Still, in a movie where most of the dialogue is single-mindedly geared towards reminding us that these characters are gay (“Erasmus is like the gay Butch Cassidy, but not butch”), it’s impressive that Coogan and Rudd are able to build a semi-believable bond through their squabbles, even if their sitcom antics never sell us on a deeper emotional core. Alas, the movie’s plot rests on the love between, putting more weight on their partnership than this 84-minute trifle can support.
The story, such as it is, kicks into gear when a red-headed boy named Angel (“Billions” actor Jack Gore) walks up to Erasmus with an old family Bible and declares that he’s his grandson. Apparently, Erasmus wasn’t always so discriminating about the friction in his life. Angel, who soon declares that he’d rather be called “Bill,” soon insinuates himself into Paul and Erasmus’ relationship, giving them a reason to stay together. Hijinks ensue. Taco Bell plays a surprisingly large role. There’s a great running gag about how no one can remember Bill’s name. At one point, Allison Pill shows up as a Child Protective Services agent who comes to the house and finds Paul’s trove of porn.

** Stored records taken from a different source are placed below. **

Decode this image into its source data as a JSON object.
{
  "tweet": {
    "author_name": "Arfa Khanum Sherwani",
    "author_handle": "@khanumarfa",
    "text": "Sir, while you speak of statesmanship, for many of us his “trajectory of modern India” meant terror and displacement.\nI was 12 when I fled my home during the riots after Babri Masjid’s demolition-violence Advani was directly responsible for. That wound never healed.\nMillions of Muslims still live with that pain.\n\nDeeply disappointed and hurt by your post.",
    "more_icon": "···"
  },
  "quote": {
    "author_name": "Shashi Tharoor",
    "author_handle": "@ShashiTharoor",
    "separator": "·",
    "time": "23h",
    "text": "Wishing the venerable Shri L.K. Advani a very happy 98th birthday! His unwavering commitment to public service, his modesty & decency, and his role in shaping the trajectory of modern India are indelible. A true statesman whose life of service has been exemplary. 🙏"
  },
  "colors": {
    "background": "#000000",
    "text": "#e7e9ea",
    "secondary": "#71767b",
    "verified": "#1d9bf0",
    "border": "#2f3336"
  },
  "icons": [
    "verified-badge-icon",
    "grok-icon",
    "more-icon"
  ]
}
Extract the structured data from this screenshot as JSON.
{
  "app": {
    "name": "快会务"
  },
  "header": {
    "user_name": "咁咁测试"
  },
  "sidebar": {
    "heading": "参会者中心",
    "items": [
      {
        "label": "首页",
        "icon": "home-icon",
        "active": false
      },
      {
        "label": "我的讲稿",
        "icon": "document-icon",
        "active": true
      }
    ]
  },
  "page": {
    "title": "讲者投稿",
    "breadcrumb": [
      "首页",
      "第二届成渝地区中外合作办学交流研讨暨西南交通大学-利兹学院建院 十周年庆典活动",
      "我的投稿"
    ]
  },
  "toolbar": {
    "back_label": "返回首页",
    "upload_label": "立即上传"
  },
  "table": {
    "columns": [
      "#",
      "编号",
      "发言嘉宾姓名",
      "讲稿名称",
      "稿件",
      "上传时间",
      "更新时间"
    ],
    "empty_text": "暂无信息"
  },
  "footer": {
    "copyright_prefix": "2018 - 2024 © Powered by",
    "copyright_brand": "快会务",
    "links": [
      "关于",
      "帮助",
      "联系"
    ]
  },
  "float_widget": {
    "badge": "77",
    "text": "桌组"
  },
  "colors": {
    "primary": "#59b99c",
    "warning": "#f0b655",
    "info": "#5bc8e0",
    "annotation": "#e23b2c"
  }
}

It’s all pretty low-key stuff, as Fleming naturally prefers a constant simmer of mirth to the occasional belly laugh. Despite milking most of the movie’s humor from gay jokes, the writer-director — drawing from his own experiences of same-sex parenting — is so determined to “normalize” the idea that he never lets homosexuality become part of the drama. Bill couldn’t possibly care less that his grandad is gay, and nobody else seems to mind, either.

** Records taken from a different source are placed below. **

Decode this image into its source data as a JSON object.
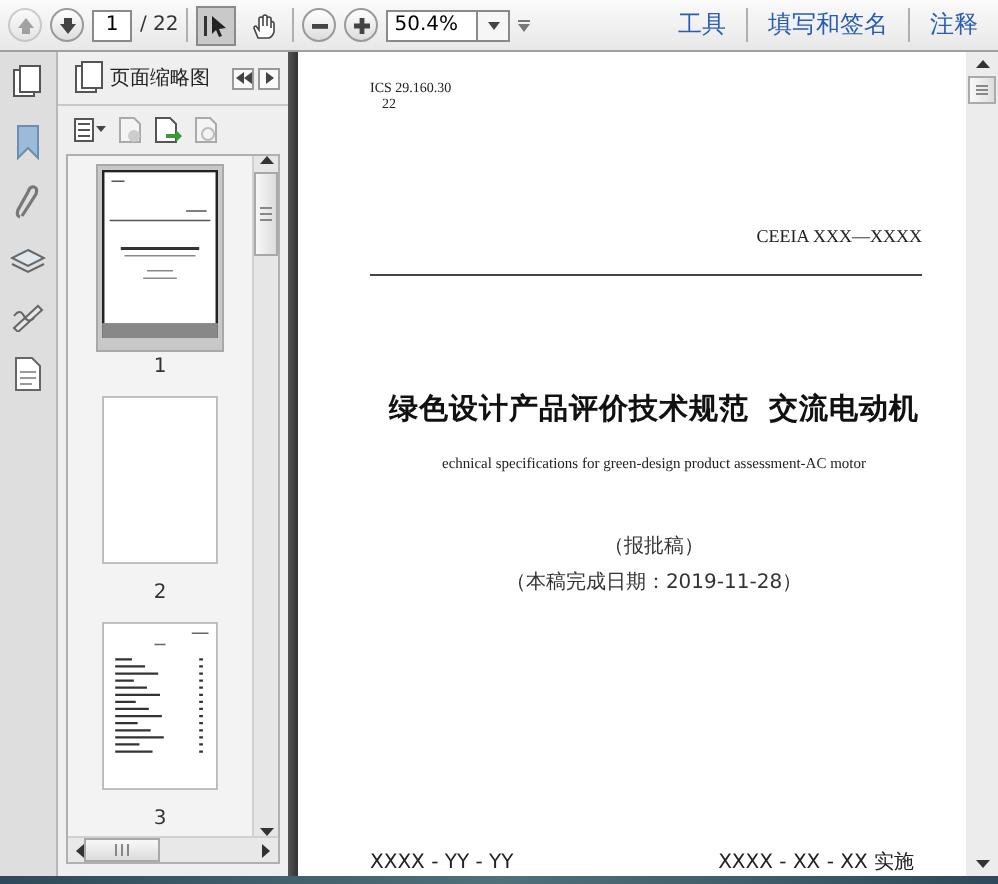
{
  "toolbar": {
    "nav_buttons": [
      {
        "kind": "up",
        "disabled": true
      },
      {
        "kind": "down",
        "disabled": false
      }
    ],
    "page_field": {
      "value": "1"
    },
    "page_count": "/ 22",
    "tools": [
      {
        "kind": "select",
        "selected": true
      },
      {
        "kind": "hand",
        "selected": false
      }
    ],
    "zoom_field": {
      "value": "50.4%"
    },
    "menu_links": [
      "工具",
      "填写和签名",
      "注释"
    ]
  },
  "sidebar": {
    "panel_title": "页面缩略图",
    "thumbnails": [
      {
        "label": "1",
        "kind": "cover",
        "selected": true
      },
      {
        "label": "2",
        "kind": "blank",
        "selected": false
      },
      {
        "label": "3",
        "kind": "contents",
        "selected": false
      }
    ]
  },
  "document": {
    "ics": "ICS 29.160.30",
    "code": "22",
    "standard_number": "CEEIA XXX—XXXX",
    "title": "绿色设计产品评价技术规范  交流电动机",
    "subtitle": "echnical specifications for green-design product assessment-AC motor",
    "draft_label": "（报批稿）",
    "completion_date": "（本稿完成日期：2019-11-28）",
    "issue_date": "XXXX - YY - YY",
    "effective_date": "XXXX - XX - XX 实施"
  }
}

That would be a blessing if not for how much the rest of the movie is focused on it, and also for how much Fleming struggles to come up with any kind of conflict. When Paul suffers a panic attack, it feels as though he’s only suffering to raise the stakes. And when Erasmus suddenly claims to care for Bill with every fiber of his being, it’s hard to buy the change of heart. There’s no denying the purity of Fleming’s intentions (the movie’s end credits even play over a montage of same-sex parents), but “Ideal Home” is too cartoonish to meaningfully celebrate the beauty of the families we choose, and too casual to accomplish much else. A decade ago, it might have felt like a step in the right direction — today it feels like the extended pilot of a network sitcom that should never go to series.
“Ideal Home” opens in theaters and on VOD on June 29.